I hereby reject the notion of philosophical zombies. That is, people who act just like regular people, who walk and talk and act as if they had subjective internal states, but don’t actually have those internal states. And this is because if you can’t tell the difference between two systems, then it makes no sense to assert that there is a difference between the two systems.
It is surely possible that there really is a difference. So in a pitch black room someone hands you two swatches of cloth and asks you to tell which is the red on and which is the green one. You can’t tell, but you do know that if you turned on the goddam lights you would be able to tell. But in the philosophical zombie argument every attempt to turn on the goddam lights is ruled impossible, because the zombies are defined to behave exactly like regular people. Except in this one particular way, which is impossible to define or detect or explain.
And I claim balderdash. What exactly does it mean to be conscious? It means that you not only have thoughts, but you know you have thoughts. You don’t just react, you model your own internal states as you react. You get mad when someone steps on your toe, but you also know that you’ll get mad if someone steps on your toe. You’re able to understand yourself, to some extent at least. When you talk to a human being, and threaten to step on their toe, they can explain back to you what might happen if you try to step on their toe.
So how is the philosophical zombie different? It has to be able to act AS IF it knows its own mental states. And how exactly is this different than actually knowing its own mental states? It just is, in some ineffable unknowable sense? Again, balderdash. If there’s no difference, there’s no difference.
And this is why bullshit concepts like “The Chinese Room” are bullshit. A Chinese Room that could fool you into thinking you’re talking to a person would have to have some way of remembering the conversation. It can’t just be a bunch of arbitrary tables with some random factors thrown in. It can’t just be quadrillions of transcripts of every possible human conversation, because such a thing couldn’t be contained in a room, it would take a solar system full of filing cabinets. Every day people are saying and writing sentences that no human on Earth has every said or written before. You can’t just start writing down every possible sentence that could be input into your goddam Chinese Room along with every possible output sentence, because the sun would grow cold before you finished.
And suppose you really could do it. All you’ve done is proven you can emulate one computational system on another vastly slower computation system. Congratulations Alan Turing! You were right all along.

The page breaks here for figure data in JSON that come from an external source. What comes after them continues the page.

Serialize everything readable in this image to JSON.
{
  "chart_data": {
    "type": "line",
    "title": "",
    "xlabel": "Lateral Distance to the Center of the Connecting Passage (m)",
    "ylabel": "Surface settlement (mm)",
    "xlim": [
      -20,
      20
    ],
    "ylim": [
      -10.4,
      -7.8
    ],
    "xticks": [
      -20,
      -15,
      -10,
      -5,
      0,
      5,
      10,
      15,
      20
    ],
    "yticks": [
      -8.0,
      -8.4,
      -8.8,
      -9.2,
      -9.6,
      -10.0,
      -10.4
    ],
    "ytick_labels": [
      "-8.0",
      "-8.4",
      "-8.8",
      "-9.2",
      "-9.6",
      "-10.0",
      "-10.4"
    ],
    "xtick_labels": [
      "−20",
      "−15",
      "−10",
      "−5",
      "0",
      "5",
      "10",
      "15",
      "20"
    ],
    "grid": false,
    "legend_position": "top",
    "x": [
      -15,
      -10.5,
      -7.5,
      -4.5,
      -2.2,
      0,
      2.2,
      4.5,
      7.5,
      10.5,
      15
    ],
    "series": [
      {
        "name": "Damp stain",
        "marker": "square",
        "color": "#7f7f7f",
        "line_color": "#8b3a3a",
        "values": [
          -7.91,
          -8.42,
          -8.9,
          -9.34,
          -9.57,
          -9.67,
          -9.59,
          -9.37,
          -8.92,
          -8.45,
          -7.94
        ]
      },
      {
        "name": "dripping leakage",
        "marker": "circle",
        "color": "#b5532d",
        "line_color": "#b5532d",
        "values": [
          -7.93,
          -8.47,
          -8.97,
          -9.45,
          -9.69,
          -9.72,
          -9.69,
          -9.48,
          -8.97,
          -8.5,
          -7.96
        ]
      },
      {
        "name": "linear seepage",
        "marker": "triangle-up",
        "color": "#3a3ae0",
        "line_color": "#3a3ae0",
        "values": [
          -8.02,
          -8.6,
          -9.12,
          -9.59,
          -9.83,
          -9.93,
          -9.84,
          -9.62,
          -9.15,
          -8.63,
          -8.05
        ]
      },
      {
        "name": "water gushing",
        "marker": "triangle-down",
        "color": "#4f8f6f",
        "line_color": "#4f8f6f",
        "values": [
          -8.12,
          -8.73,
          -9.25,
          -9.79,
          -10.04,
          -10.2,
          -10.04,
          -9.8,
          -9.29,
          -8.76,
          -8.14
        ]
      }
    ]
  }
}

Again, my whole complaint about this line of reasoning is that the questions aren’t well thought out. Could a computer have a soul? First tell me how you could tell the difference between a human with a soul and a human with no soul, and I could begin to answer your question. But if you can’t talk about souls in such a way that it would be possible to tell the difference, then my contention is that “soul” is a word that doesn’t actually mean anything.